TitanQ Use Cases
InfinityQ’s technology is ready to transform multiple industries.
Energy Grid Optimization
Problem:
Maximize green score while minimizing cost to source power from various power providers.
Inputs:
Power provider matrix, and interaction matrix between the providers.
Formulation possibilities:
Constrained power maximization problem.
Solution:
Real time grid optimization capabilities for grid rebalancing.
Minimize Total Cost
Maximise Total Green Score
Subject to Max/Min power from each plant
Supply Chain Optimization
Problem:
Build a robust supply chain that can meet customer deadlines to avoid costly penalties while withstanding potential shocks and minimizing costs.
Inputs:
Supplier Lead Times, Part delivery date, potential schedule disruptions.
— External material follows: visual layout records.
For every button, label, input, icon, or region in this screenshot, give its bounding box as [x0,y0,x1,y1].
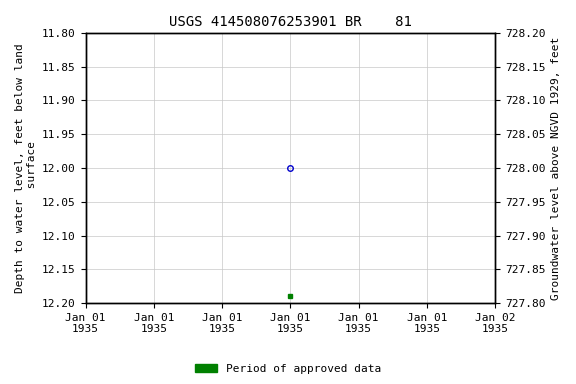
Y-axis label: Groundwater level above NGVD 1929, feet: Groundwater level above NGVD 1929, feet [551,36,561,300]
Title: USGS 414508076253901 BR    81: USGS 414508076253901 BR 81 [169,15,412,29]
Legend: Period of approved data: Period of approved data [191,359,385,379]
Y-axis label: Depth to water level, feet below land
 surface: Depth to water level, feet below land su… [15,43,37,293]
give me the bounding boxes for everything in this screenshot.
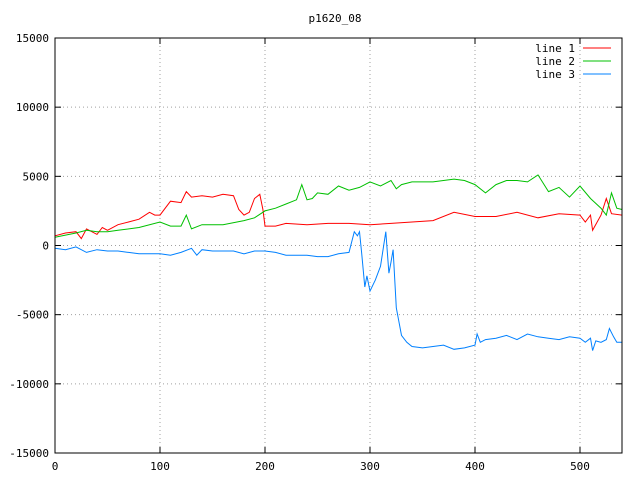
axes: 0 100 200 300 400 500 15000 10000 5000 0 -5000 -100…: [9, 32, 623, 473]
legend-label-1: line 1: [535, 42, 575, 55]
y-tick-label: 5000: [23, 170, 50, 183]
series-lines: [54, 174, 623, 351]
y-tick-label: -10000: [9, 378, 49, 391]
x-tick-label: 200: [255, 460, 275, 473]
series-line-3: [54, 229, 622, 351]
y-tick-label: 15000: [16, 32, 49, 45]
y-tick-label: -5000: [16, 309, 49, 322]
legend-label-2: line 2: [535, 55, 575, 68]
x-tick-label: 300: [360, 460, 380, 473]
grid: [55, 38, 622, 453]
x-tick-label: 400: [465, 460, 485, 473]
x-tick-label: 0: [52, 460, 59, 473]
series-line-1: [54, 190, 623, 240]
x-tick-label: 500: [570, 460, 590, 473]
plot-frame: [54, 37, 623, 454]
y-tick-label: -15000: [9, 447, 49, 460]
legend-label-3: line 3: [535, 68, 575, 81]
y-tick-label: 10000: [16, 101, 49, 114]
x-tick-label: 100: [150, 460, 170, 473]
y-tick-label: 0: [42, 240, 49, 253]
chart-title: p1620_08: [309, 12, 362, 25]
series-line-2: [54, 174, 623, 238]
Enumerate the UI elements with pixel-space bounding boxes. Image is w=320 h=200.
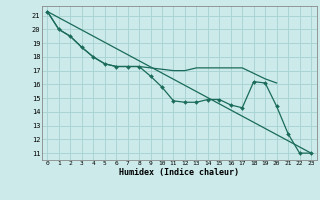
X-axis label: Humidex (Indice chaleur): Humidex (Indice chaleur) [119,168,239,177]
Formulation possibilities:
Smart supply chain scheduling, with additional slack between steps and multi-supplier awareness.
Solution:
-Initial planning of robust schedule
-Method to replan given supply chain shock
Port Optimization
Problem:
Automated ports require advanced dynamic optimization capabilities to reroute cranes & containers effectively.
Inputs:
Crane & container availability for ships, demand expectations for ship arrivals.
Formulation possibilities:
On site/cloud planning of production capabilities using mixed-integer optimization platform.
Solution:
Real-time FPGA/GPU system capable for dynamic crane & container loading planning.
Portfolio Optimization
Problem:
Produce maximum returns for a given associated risk value.
Inputs:
Asset expected returns and correlation data between assets.
Formulation possibilities:
Markowitz model-based risk minimization + maximum weight independent set.
Solution:
Direct asset allocation with efficient frontier generation of model.
Middle Mile Delivery
Problem:
Middle Mile Delivery. Set of trucks need to be routed between delivery hubs maximizing total profits while respecting constraints.
Inputs:
Connection graph and conflicts graph. Which routes may be taken, which can’t be taken together.
Formulation possibilities:
Set Cover with Weighted Vertices
Maximum Weight independent Set.
Solution:
Ising Model solver with ability to solve graphs with >10000 vertices.